El Supremo reitera lo ya establecido recientemente -y que coincide con la doctrina mayoritaria de las Audiencias-, es decir, que la duplicidad de regímenes de una misma acción -penal y administrativo sancionador- no puede llevar a la conclusión de destipificar la conducta penal, tal y como así lo entendió el Tribunal Provincial. El art. 384.1 sanciona con toda claridad la conducción de un vehículo a motor en los casos de cancelación de vigencia de la licencia por pérdida total de puntos, sin introducir matiz o especificación alguna. Concluye que el delito no requiere la creación de un riesgo concreto para la seguridad vial.

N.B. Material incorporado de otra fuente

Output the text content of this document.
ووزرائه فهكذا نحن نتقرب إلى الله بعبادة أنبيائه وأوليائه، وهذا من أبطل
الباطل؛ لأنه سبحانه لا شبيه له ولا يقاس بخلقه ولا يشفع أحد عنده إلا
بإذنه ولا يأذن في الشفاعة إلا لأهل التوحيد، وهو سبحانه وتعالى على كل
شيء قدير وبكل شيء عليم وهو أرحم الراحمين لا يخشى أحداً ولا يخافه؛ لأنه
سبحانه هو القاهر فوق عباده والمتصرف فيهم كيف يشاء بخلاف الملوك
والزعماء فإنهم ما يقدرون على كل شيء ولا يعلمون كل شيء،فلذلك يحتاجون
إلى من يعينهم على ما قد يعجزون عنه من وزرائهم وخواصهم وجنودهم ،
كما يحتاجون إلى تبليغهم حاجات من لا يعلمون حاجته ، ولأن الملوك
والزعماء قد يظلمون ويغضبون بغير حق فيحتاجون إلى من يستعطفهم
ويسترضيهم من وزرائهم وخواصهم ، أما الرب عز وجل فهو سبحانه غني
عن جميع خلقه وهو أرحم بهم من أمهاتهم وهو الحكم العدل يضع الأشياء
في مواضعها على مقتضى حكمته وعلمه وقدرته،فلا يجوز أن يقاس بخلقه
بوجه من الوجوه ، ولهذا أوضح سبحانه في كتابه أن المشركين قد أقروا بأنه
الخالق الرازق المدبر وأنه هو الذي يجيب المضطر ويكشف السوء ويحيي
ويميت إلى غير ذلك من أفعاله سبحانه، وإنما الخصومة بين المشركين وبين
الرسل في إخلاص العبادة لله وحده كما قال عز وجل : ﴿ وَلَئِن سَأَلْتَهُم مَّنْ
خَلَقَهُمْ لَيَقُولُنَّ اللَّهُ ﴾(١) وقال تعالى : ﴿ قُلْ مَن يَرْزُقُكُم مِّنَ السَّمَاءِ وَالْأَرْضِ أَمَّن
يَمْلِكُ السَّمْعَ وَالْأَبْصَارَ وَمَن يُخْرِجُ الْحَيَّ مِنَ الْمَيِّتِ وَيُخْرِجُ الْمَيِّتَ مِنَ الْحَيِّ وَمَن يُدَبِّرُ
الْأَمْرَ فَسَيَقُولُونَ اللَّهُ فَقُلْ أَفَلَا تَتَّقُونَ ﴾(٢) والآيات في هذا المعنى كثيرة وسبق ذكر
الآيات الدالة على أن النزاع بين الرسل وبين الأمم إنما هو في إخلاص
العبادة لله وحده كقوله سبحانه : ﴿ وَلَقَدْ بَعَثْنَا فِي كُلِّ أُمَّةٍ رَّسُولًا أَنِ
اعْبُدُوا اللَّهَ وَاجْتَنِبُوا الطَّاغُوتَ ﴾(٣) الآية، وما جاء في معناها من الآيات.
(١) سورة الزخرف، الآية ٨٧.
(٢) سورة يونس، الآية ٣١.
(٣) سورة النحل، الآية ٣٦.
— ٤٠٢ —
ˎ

Se presume el riesgo al presumirse en el acusado, en virtud de previsiones administrativas fundadas en la reiteración de infracciones, una falta de aptitud deducida normativamente de su habitualidad en el desprecio de normas de tráfico esenciales y propensión arraigada a vulnerar las reglas de la circulación viaria. Solo decae esa presunción -peligrosidad implícita- cuando se recuperan los puntos realizando los oportunos cursos en la forma establecida normativamente.

TRIBUNAL SUPREMO

Sala de lo Penal

Sentencia 715/2017, de 31 de octubre de 2017

RECURSO DE CASACIÓN Núm: 1002/2017

Ponente Excmo. Sr. ANTONIO DEL MORAL GARCIA

En Madrid, a 31 de octubre de 2017

Esta sala ha visto el recurso de casación n.º 1002/2017 interpuesto por EL MINISTERIO FISCAL, contra Sentencia de fecha 9 de marzo de 2017 dictada por la Sección Primera de la Audiencia Provincial de Toledo y recaído en el PA n.º 17/2017 procedente del Juzgado de lo Penal n.º 1 de Toledo (Juicio rápido 42/16) en causa seguida por un delito contra la seguridad vial por carencia de permiso de conducir contra Carlos Francisco. Ha sido parte recurrida Carlos Francisco representado por la procuradora D.ª María José Corral Losada y bajo la dirección letrada de D. Rafael Rubio Sainz.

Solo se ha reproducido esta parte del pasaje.